Biz İnsanlar Neden Kendimizden Şikâyet Etmeyiz
“Suç kaftan olmuş giyen olmamış” derler. Doğru! Şimdiye kadar kendisinden şikâyetçi olan kimseye rastladınız mı?
Eğer rastladıysanız, bilin ki, bir başka menfaat temini için kılıf olarak kullandığı şikâyetler babındandır.
Hepimiz her gün şikâyet edecek bir şey bulmaktayız, velev ki bulamadık diyelim, bu sefer de başka şikâyetleri dile getirerek yine o eksikliğimizi tamamlarız.
Oysa kendimize ayna tuttuğumuzda esasında şikâyet ettiğimiz temel hususların pek çoğunda insanoğlunun kendisi vardır.
Meseleyi şöyle genel manada ele alalım da kimsenin şahsına mal edilmesin.
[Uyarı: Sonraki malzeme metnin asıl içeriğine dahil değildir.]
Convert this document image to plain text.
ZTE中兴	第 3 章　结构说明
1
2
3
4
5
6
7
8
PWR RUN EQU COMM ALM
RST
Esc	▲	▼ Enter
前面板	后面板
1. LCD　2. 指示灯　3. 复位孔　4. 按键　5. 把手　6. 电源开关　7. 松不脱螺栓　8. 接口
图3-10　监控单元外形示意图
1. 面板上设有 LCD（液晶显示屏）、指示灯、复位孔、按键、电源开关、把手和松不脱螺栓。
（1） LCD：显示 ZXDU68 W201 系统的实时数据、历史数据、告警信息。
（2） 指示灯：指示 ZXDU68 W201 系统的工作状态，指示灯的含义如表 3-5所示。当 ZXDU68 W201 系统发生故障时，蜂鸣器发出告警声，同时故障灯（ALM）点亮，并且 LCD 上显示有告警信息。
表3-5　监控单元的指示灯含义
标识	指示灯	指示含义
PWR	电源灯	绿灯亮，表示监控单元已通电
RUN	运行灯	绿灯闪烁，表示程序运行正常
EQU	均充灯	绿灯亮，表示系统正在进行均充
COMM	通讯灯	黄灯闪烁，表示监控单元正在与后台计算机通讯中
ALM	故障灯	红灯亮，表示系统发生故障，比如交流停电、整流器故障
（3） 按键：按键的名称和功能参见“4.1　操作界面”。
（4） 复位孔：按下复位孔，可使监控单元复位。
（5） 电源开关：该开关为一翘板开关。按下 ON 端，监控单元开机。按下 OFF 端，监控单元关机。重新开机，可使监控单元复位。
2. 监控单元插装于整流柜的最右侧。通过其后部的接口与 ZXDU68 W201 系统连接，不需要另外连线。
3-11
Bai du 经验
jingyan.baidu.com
Biliyor musunuz yapay zekâ, şikâyet üretmekte insan zekâsıyla boy ölçüşemiyormuş.
Bugünlerde en çok dertlenilen hususların başında küresel ısınma sebebiyle mevsimlerin karışması, sıcaklıkların artması, kuraklık ve benzeri hadiseler konuşulmakta.
•
Dünyanın iki derece ısındığı, bilim adamları tarafından söyleniyor ama şehirlere dikilen gökdelenler ardı ardına yükseliyor ve kimse bir şey demiyor.
Orman arazileri-meralar-ovalar-akarsular, insanoğlunun lüks ve konfor yaşamları uğruna heba ediliyor, sonra da istedikleri konfor lüks sağlanamayınca, akarsular kesilince, orman işlevini yitirince, dağlar delik deşik edilince sanki suçlusu insanoğlu değilmiş gibi şikâyet ediyor.
Ormanlık alanlarımız yanıyor, yangının verdiği zarar önlenebilir ve yeni orman ürünleriyle donatılabilir ama asırlık ağaçların olduğu yerlere yapılan konutlar, imha edilen ormanlık alanların yerine ne konulabilir?
İşin tuhafı şu ki, ormanlık alanları katledenler sanki hak ettikleri bir şey gibi bir de konutlarına su istiyorlar, elektrik istiyorlar, kanalizasyon istiyorlar, çevreyi katlediyorlar ve bunlar da bu tür hizmetleri alamadıkları için şikâyet ediyorlar.
•
İnsan olan insan şikâyetini dile getirmeden önce; “Acaba bu işte benim katkım ne kadardır” diye soramaz mı?
Sadece yukarıda ifade etmeye çalıştığım meseleler hakkında değil, hemen her konuda bu soruyu kendimize sorabilmeliyiz?
Şikâyetleri artırmak yerine: “Ne oluyor, niye böyle oluyor, biz insanoğlu kendi elimizle kendi sonumuzu hazırlıyoruz, buna bir dur demek gerekmiyor mu” dediğimiz gün, evimizin önünü süpürmeye başlamışız demektir.
Hayat eksikler tamamlanmadan biten bir ömürden ibarettir. Eksiklikleri tamamlamak için harcanan ömrün sonunda kocaman bir hiç kalır ve çözülmesi zor bir yığın meseleler bırakır.
Mesela en önemlisi, ailemizden veya yakınlarımızdan birilerini kaybettiğimizde; “Dünya kocaman bir hiçmiş” der ve üç gün sonra unutup, hiç ölmeyecekmişçesine dünyaya dalar, hırslarımızı başarı gücü olarak görüp saldırırız ya işte onun gibi.
“Arkamızda nasıl bir dünya ve insanlar bıraktık” sorusunu, hayatın bir sorumluluk içerisinde devam etmesi gerektiğine inanan herkes sormalıdır.
•
Ezcümle:
Arifler der ki:
Öyle bir hayat yaşa ki, arkada bırakacağın eserin sadece iyiliklerinle anılmak olsun.